The training provided to Irish healthcare staff to help them deal with violent incidents in the workplace is "unregulated and inconsistent" and much of it is not evidence-based, a nurses conference heard yesterday.
Kevin McKenna, a project officer with the Health Service Executive in the northeast, told the annual Siptu nursing convention in Sligo that "it would disturb people to know" that staff are being trained in techniques which those staff "would never in my belief be legally permitted" to use.
Work-related violence was so frequent in the health sector it was "a bit like the common cold", he added, but nobody had ever costed it in terms of the time staff had to take off work to recover from such incidents or in terms of staff taking early retirement as a result of it.
"Nobody has ever made an attempt to say how much did this cost us, which is remarkable . . . if we knew how much it cost there would be people absolutely dancing up and down," he said.
He believes it is costing the health service millions every year.
He said if we started now to replace nurses who had retired prematurely as a result of work-related violence, it would be 2013 before they would be fully replaced and the cost incurred would be many millions.

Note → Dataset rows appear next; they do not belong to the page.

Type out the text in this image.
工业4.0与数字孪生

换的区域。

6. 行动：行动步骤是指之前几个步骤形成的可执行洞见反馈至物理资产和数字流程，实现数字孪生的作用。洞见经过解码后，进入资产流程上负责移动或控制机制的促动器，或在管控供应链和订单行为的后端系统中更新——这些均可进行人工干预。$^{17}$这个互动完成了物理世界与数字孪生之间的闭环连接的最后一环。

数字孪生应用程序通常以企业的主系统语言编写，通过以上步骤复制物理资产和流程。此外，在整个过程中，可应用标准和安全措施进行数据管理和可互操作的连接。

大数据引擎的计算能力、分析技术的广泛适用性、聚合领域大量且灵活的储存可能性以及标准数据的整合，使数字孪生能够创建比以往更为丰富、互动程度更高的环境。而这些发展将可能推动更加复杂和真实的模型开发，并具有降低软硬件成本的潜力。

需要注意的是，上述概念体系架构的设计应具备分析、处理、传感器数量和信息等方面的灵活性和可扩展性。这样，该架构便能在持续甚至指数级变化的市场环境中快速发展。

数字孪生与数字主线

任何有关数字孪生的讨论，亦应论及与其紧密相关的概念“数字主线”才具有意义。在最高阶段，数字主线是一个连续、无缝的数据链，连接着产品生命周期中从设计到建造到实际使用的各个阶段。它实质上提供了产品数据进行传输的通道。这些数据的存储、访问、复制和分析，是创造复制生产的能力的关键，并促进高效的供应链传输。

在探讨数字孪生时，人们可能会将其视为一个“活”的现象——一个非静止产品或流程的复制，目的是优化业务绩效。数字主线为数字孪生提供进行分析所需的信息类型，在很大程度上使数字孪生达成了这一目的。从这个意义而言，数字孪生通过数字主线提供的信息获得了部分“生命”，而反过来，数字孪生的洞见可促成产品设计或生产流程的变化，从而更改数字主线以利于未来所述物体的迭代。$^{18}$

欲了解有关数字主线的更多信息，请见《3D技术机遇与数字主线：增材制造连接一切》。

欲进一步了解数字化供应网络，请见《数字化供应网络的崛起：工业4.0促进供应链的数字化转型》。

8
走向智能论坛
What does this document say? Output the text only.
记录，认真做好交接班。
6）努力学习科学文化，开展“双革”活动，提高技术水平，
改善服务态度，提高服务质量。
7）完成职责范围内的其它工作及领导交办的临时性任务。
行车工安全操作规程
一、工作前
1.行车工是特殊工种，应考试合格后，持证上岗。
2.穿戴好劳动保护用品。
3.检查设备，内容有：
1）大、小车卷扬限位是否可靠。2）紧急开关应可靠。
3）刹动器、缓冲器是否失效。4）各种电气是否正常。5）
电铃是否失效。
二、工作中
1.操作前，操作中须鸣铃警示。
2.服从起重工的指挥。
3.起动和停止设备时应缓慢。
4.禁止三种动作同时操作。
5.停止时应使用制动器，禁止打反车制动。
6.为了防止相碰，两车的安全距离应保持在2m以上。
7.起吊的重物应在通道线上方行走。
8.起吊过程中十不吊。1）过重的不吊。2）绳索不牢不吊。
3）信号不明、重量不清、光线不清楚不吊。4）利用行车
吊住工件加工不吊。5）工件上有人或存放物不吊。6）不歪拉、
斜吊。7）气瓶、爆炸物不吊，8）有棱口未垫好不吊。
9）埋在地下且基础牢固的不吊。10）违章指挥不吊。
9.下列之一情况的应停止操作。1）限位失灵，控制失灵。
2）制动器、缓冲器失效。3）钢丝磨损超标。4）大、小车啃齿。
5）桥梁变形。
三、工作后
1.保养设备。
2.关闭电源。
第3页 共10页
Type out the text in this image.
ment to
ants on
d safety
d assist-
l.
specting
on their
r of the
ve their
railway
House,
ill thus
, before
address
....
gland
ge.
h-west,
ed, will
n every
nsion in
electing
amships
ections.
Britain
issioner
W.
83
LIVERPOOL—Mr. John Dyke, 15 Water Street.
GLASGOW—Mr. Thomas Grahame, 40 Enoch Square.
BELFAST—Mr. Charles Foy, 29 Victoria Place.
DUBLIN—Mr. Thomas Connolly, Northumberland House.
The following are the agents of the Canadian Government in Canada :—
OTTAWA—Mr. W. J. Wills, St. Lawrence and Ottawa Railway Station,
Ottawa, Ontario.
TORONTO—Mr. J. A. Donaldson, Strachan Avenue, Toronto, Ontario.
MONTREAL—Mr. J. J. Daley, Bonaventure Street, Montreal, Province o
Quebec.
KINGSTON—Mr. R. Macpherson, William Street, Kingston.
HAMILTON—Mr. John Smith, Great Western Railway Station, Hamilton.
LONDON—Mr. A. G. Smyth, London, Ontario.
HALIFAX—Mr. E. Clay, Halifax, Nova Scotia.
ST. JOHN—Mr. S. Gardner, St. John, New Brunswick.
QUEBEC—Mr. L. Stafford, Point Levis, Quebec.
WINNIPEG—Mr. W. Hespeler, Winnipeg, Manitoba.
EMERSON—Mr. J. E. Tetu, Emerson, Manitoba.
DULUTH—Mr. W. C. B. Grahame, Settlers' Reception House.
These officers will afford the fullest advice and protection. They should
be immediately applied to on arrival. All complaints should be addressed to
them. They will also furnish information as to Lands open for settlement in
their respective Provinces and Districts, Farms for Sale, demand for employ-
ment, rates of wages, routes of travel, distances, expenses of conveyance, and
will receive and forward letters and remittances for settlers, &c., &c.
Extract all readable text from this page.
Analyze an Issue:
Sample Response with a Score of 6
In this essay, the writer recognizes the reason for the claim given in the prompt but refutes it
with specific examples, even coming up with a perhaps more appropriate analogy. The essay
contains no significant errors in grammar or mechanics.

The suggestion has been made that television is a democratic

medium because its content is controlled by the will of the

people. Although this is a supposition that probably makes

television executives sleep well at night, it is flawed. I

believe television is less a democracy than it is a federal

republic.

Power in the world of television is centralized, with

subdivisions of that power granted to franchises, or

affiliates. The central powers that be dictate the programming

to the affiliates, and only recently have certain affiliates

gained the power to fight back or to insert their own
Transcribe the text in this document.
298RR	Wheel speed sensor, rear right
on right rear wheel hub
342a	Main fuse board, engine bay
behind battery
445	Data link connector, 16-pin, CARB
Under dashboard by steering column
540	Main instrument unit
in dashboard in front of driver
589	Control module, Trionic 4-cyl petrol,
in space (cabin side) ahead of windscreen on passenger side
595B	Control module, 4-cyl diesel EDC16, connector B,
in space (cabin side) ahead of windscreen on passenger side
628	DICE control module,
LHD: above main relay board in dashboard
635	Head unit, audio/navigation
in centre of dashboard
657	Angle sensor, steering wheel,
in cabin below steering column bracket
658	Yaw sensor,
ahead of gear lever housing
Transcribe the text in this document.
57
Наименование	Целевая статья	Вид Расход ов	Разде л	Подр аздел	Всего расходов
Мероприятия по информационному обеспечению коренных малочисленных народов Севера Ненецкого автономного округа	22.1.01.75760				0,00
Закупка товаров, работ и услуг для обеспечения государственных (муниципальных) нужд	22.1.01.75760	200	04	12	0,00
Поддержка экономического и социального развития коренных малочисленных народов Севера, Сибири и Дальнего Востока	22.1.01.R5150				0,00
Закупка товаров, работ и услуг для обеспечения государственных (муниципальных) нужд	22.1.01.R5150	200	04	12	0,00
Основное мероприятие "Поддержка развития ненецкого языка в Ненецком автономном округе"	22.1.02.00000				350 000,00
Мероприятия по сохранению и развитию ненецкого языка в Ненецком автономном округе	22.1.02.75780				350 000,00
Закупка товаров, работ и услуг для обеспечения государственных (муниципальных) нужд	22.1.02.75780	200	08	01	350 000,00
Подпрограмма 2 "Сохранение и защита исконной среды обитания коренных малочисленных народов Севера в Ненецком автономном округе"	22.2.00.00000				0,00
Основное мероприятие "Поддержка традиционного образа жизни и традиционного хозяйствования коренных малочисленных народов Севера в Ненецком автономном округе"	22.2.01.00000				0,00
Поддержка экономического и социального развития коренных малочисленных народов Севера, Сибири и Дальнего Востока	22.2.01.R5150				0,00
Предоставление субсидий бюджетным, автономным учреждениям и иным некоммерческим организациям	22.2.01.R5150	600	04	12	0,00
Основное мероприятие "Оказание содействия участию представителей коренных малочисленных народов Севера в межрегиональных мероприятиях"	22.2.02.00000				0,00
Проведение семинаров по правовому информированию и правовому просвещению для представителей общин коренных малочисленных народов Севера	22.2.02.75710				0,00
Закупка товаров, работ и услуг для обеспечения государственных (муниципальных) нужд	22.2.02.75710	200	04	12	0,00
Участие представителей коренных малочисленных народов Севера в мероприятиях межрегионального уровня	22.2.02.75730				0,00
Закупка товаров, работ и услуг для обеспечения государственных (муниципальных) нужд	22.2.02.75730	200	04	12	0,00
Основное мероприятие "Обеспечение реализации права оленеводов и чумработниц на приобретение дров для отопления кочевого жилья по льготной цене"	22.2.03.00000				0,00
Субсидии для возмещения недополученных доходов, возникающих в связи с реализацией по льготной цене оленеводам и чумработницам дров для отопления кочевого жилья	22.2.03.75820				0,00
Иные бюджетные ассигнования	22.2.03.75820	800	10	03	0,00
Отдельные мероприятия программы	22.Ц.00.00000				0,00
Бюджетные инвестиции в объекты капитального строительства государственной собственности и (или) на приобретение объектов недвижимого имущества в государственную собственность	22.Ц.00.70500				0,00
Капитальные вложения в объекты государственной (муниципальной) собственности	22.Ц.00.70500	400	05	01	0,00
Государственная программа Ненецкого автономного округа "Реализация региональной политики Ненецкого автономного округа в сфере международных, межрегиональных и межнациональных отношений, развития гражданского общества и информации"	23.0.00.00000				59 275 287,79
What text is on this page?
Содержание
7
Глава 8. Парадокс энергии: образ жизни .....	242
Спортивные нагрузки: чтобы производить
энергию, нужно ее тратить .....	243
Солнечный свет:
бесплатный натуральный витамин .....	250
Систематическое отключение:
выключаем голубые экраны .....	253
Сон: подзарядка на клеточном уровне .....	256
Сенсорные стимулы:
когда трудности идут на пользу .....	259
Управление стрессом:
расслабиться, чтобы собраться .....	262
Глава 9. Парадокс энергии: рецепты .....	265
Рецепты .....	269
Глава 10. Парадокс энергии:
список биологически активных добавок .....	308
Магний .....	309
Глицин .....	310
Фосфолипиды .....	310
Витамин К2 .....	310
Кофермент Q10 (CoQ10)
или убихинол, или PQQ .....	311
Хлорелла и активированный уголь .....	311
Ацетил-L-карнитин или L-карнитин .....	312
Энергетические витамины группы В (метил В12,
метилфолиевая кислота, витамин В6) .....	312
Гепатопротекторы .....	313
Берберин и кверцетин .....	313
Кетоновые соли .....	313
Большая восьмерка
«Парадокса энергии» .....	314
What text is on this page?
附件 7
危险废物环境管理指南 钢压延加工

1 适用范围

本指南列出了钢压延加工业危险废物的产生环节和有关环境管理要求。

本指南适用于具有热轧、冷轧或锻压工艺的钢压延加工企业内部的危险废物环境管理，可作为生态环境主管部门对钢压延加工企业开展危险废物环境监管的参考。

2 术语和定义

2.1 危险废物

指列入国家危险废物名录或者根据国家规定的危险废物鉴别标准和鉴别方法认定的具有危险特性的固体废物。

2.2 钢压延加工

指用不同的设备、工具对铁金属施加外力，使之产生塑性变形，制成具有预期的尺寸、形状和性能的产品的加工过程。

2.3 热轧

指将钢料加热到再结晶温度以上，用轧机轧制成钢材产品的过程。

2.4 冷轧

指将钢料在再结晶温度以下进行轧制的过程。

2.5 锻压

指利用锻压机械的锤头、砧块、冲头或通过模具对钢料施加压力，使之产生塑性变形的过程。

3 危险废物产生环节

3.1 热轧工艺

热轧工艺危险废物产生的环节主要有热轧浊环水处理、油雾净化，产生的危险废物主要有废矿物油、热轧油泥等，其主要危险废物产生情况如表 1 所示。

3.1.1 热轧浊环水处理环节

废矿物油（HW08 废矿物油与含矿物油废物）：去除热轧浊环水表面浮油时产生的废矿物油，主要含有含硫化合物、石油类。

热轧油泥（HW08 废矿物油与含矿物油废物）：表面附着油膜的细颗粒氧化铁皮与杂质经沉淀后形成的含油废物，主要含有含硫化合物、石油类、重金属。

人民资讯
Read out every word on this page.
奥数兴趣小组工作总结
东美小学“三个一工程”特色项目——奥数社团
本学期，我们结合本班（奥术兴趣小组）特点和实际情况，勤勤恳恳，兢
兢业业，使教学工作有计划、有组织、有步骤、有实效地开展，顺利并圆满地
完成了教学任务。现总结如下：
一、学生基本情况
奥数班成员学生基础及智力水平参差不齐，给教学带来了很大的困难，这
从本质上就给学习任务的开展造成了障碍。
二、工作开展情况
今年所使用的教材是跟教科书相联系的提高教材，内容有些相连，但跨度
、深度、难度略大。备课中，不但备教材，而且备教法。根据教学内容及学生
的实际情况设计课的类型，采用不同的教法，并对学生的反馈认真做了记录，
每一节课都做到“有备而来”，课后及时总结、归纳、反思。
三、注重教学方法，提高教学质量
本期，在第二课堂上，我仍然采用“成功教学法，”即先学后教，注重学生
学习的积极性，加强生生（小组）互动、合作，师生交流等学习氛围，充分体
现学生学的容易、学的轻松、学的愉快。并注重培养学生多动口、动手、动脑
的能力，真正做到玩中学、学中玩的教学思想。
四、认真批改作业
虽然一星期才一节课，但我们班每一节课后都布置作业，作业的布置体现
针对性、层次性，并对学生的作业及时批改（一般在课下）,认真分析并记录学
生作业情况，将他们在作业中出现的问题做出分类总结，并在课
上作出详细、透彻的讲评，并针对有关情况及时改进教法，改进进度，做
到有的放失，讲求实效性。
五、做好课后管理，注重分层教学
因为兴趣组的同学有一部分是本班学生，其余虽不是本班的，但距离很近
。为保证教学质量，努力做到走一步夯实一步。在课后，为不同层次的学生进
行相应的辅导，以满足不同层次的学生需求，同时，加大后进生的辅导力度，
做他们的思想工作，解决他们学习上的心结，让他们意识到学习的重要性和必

The first large-scale study of work-related violence published in 2004 showed violence in the workplace was a fact of life for those working in the health sector, he said.
"Some groups had very high incidence of threats, for instance a community welfare officer is three times more likely to be abused than a nurse is, he or she is probably 1½ times more likely to be threatened, but a nurse is six times more likely to be assaulted than a community welfare officer."
Mr McKenna said training needed to be provided to staff to help them deal with work-related violence. The 2004 study found 75 per cent of nurses rated training as essential but only about 27 per cent of them were getting it.